I don't hear the Healer enter, tray of potions in hand. "Mister Potter," the older wizard says quietly so not to wake my wife hopefully, "you'll only be here for a more few days, three at most. If you want, your wife can stay here with you. You know we can transform the chair into a couch or at least a more comfortable chair if you wish?"

I nod my ascent as I look down at the multitude of potions before me, various colors swirling around in their small bottles. "One of these isn't Veritaserum is it?"

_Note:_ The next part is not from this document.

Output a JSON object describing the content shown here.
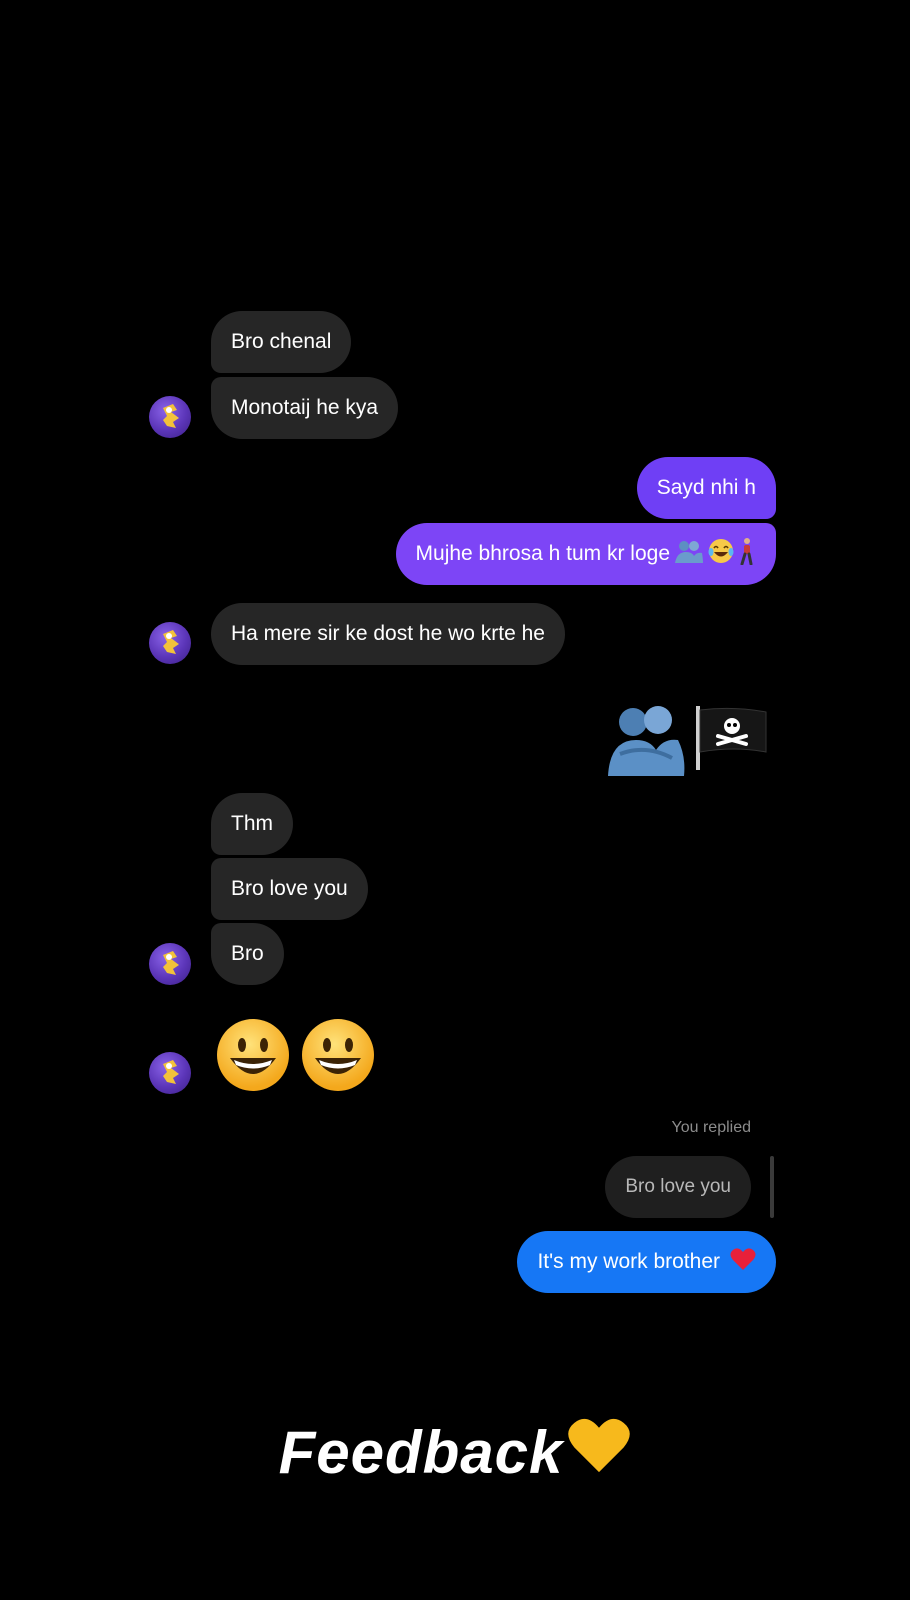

The Healer chuckles and shakes his head as he explains my potions regiment for the next few days - two separate pain potions; a bone regrowth potion; a strong blood replenishment potion, and that is where I lost track. It must have been a serious fall to justify all these, but I don't remember much about it. The Healer also said something about a serious concussion, which is the reason I have been made to stay in the hospital instead of recuperating at home or at the Burrow under my mother-in-law's mothering.

I thoroughly study each of the potions as they are given to me, because it is only under Veritaserum that I would state how much the witch before me really has given for me - even if I only say it to myself. I mentally take note that I need to get her flowers, or a girl's day, just to say 'thank you'. And I should say thank you much more often to this warrior princess before me.

Because the truth really comes out at the lowest of times. And under the influence of potions.